Assistance in Stressful Situations

Although socially aware artificial intelligence might sound like the stuff of science-fiction nightmares to some, researchers say it could have valuable practical applications.

"Whether you think it's helpful to have these kinds of tools to help us out in tricky social circumstances might be a question of taste and philosophy," said co-principal investigator Kobus Barnard, a professor of computer science. "But given that we've got all kinds of other ways to have computers help us – to remember things, to keep appointments, to communicate – it's a pretty reasonable expectation that a system could understand social behavior and how people interact and relationships.
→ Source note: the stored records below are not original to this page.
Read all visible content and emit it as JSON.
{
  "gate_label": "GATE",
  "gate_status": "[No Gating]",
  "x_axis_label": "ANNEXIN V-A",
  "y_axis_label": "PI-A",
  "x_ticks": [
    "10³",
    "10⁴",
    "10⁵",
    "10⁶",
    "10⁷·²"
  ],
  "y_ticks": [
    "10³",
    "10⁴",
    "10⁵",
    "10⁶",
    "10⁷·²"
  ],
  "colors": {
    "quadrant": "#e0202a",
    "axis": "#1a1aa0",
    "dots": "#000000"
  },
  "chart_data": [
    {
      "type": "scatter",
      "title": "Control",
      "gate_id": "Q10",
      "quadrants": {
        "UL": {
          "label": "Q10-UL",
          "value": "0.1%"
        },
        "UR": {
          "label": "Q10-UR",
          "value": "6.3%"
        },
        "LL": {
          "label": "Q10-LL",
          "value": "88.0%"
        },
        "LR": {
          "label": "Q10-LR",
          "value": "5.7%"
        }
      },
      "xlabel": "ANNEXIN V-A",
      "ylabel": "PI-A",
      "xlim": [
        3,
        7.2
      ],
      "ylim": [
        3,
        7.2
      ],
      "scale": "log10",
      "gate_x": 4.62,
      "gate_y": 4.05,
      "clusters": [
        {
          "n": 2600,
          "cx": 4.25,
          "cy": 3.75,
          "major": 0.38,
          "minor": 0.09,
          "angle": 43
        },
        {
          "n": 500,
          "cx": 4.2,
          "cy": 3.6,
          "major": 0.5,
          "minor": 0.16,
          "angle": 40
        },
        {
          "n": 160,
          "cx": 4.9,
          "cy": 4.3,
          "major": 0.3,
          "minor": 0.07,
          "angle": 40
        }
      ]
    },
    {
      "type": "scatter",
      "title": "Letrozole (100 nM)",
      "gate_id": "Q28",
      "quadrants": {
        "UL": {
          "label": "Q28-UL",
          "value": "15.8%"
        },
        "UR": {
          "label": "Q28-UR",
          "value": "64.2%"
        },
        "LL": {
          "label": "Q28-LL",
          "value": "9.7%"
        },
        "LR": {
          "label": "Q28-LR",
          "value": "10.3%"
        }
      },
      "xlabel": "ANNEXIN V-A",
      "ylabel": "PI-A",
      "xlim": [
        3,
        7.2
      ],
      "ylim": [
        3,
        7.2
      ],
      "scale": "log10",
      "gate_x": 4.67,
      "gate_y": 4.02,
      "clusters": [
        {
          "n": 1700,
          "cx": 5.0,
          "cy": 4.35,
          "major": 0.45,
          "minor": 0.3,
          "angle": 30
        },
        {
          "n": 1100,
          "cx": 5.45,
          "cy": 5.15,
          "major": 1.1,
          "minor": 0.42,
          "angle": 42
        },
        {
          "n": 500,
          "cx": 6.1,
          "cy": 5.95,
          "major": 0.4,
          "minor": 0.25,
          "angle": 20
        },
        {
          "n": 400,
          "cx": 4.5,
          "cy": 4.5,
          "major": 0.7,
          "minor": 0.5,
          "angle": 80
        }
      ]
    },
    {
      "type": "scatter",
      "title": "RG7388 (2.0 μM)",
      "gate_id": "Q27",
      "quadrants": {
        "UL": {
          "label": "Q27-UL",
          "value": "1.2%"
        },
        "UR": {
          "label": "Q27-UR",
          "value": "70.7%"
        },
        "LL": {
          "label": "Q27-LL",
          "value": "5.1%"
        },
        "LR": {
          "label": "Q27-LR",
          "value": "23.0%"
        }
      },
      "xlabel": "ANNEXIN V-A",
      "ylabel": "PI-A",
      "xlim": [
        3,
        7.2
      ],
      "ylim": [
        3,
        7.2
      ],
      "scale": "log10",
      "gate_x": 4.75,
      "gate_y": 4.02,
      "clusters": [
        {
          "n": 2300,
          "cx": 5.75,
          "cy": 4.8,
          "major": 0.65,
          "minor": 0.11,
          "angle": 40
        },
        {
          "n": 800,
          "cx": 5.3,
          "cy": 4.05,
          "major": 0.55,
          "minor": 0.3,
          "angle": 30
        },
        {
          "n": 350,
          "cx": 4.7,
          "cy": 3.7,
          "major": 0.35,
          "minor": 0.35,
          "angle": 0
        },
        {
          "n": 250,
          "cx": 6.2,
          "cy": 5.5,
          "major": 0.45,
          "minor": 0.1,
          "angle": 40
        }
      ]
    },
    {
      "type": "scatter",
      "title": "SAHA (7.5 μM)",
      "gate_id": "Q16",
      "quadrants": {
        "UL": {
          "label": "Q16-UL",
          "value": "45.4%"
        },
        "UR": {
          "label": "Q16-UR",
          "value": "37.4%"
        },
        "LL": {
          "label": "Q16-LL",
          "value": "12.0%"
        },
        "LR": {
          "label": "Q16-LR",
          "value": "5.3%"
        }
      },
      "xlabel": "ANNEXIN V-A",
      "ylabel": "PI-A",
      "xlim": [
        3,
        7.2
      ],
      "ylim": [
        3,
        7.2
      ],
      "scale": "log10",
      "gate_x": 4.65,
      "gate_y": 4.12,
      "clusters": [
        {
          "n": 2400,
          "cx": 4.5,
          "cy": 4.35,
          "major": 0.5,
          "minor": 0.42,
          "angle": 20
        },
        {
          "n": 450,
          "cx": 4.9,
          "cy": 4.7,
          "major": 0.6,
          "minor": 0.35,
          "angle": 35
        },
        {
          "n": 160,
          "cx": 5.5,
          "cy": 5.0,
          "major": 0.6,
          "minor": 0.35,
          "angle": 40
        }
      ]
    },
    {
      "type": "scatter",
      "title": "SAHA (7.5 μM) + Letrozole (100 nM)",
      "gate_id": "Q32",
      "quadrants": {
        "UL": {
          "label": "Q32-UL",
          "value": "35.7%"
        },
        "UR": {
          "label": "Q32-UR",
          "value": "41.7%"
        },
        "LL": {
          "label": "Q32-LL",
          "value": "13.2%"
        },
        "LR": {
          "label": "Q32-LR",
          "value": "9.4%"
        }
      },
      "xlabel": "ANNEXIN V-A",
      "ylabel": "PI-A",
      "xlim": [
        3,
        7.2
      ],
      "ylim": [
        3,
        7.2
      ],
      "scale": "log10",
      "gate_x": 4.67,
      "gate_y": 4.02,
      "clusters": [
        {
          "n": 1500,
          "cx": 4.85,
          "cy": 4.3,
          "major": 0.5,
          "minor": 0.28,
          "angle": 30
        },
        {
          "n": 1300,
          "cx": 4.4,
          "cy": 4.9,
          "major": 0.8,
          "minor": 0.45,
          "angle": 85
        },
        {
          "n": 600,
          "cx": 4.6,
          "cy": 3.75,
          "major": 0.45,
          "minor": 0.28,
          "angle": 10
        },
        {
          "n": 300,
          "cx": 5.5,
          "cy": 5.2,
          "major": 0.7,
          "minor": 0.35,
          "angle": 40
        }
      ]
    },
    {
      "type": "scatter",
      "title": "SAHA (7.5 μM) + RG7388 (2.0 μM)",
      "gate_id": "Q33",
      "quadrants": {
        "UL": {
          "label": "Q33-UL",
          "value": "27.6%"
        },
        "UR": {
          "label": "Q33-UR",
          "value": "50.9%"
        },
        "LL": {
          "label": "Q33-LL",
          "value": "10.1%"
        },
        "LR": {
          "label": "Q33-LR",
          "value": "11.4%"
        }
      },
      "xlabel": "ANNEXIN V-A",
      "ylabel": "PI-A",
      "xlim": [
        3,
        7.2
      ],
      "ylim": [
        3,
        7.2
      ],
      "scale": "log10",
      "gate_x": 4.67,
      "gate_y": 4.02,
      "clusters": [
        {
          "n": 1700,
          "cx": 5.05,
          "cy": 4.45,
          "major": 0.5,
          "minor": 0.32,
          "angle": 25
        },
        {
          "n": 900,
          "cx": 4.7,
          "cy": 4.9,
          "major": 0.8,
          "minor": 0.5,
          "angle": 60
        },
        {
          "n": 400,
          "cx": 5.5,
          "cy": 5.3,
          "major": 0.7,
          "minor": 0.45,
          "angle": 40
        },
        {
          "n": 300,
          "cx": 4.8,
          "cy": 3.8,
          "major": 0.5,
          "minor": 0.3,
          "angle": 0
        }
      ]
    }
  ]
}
And there could be opportunities for additional capability of the digital assistant."

Researchers say AI with some degree of social awareness has the potential to be particularly useful in high-stress scenarios.

"Think of a search and rescue situation where you're a first responder and you're trying to navigate a building," Pyarelal said. "It might be a very tense situation where people are screaming. Trying to manage these socially charged, tense situations is something I can see an AI teammate helping with. Maybe it can say, 'Hey, it looks like your heart rate is going through the roof; you should take a moment to breathe.'"

Victims in disaster situations could potentially benefit as well, Pyarelal said. For example, a trapped or injured person found by a robot might have to spend several hours with the machine before human contact can be made.

"Not only does the rescued person need to be kept apprised of the situation, it would help matters a lot if the robot had basic social skills that helped buoy the rescued person's spirits until they were able to be evacuated," Pyarelal said.

Insight into Human Interactions

Data collection for the ToMCAT project will take place in the Lang Lab for Family and Child Observational Research in the Norton School's Frances McClelland Institute for Children, Youth and Families.

Text exchanges between the human and AI agent will be analyzed by researchers in the university's Computational Language Understanding Lab, using natural language processing to determine what the humans are doing and how they feel about each other and the mission.

In addition to aiding in AI development, the experiment will also provide valuable data on how humans interact with one another. That will be the primary focus of co-principal investigator Emily Butler, a professor of family studies and human development and lead social scientist on the ToMCAT project. 

"My area of interest is interpersonal coordination and how people get themselves organized as a more dynamic system. It's going beyond the individual to think of how a whole group of people coordinate their efforts," Butler said. "In this case, we have a chance to look at multiperson teams, and the most exciting thing will be this multiperson brain scanning that has only really been possible for about 15 years. Being able to get full brain activity from multiple people in real time as they interact will provide us with rich data that we're hoping to be able to use to understand complex interpersonal coordination, both with regard to cognition and emotions."

The UArizona research team is one of 12 teams selected to receive DARPA funding through the ASIST program. The other co-PIs on the ToMCAT project are Clayton Morrison in the School of Information and Rebecca Sharp, Mihai Surdeanu and Marco Antonio Valenzuela-Escarcega in the Department of Computer Science.